Exercise 2) Let $\rho$ be an irreducible representation of $G$ of degree $n$ and character $\chi$; let $C$ be the centre of $G$ ($\textit{i.e.}$ the set of $s \in G$ such that $st=ts$ for all $t \in G$.), and let $c$ be the order of $C$.

c) Show that if $\rho$ is faithful ($\textit{i.e.}$ $\rho_s \neq 1$ for $s \neq 1$), then $C$ is cyclic.

Now if we let $G=C_2\times C_3 = \{\sigma,\tau \mid \sigma^2=\tau^3=e, \sigma\tau=\tau\sigma \}$, we can define the following irreducible representation $\rho:G \to \mathbb{C}^{\times}$:
\begin{equation}
\rho(\sigma)=-1, \qquad \rho(\tau) = \omega
\end{equation}

where $\omega \in \mathbb{C}^{\times}$ is a primitive third root of unity.

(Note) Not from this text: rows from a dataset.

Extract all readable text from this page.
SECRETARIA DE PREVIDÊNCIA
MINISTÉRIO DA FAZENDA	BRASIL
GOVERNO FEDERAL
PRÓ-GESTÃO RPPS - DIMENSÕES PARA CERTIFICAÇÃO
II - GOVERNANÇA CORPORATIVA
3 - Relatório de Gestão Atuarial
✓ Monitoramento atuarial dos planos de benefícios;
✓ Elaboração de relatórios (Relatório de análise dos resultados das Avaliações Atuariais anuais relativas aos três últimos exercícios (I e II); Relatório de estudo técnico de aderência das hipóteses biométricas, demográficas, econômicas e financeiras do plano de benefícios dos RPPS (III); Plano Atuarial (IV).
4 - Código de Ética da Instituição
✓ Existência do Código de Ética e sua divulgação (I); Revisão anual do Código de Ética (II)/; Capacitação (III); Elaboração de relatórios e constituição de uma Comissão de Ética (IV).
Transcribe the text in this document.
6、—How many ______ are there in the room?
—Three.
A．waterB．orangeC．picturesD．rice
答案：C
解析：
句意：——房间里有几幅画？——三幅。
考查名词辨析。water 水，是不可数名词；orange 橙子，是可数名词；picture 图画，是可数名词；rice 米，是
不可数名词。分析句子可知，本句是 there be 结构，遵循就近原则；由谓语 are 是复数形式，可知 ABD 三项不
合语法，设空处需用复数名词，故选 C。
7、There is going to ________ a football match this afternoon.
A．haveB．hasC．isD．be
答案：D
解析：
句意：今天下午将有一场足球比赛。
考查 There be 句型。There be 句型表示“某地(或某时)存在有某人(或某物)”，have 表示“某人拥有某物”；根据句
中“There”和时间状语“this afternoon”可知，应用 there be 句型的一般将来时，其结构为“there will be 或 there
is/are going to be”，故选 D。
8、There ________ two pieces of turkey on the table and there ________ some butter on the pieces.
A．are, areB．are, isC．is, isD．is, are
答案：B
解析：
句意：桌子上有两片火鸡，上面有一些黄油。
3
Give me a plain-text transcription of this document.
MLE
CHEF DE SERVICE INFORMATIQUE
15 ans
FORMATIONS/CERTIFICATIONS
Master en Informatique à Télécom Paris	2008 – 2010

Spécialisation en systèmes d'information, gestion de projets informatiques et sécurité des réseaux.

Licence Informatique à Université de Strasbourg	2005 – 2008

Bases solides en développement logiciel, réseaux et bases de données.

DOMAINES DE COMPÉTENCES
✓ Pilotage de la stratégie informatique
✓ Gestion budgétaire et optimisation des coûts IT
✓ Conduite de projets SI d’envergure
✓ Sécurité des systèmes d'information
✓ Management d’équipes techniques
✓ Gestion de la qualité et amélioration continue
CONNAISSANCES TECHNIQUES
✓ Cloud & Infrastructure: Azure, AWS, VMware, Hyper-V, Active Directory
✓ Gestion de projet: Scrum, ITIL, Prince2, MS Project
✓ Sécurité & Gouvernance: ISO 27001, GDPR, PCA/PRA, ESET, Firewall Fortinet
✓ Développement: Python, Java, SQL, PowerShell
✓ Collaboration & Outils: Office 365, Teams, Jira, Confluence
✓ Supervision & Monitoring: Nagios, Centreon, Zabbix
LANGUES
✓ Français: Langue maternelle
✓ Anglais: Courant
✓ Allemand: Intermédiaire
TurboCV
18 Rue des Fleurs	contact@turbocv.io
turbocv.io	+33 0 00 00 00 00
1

$\rho$ is a faithful irreducible representation and $G$, being Abelian, coincides with its own centre. Hence its centre is not cyclic.

Why is this not a counterexample?

Best Answer

$G$ is a cyclic group. By the Chinese Remainder Theorem, if $m$ and $n$ are relatively prime, $C_m \times C_n \cong C_{mn}$.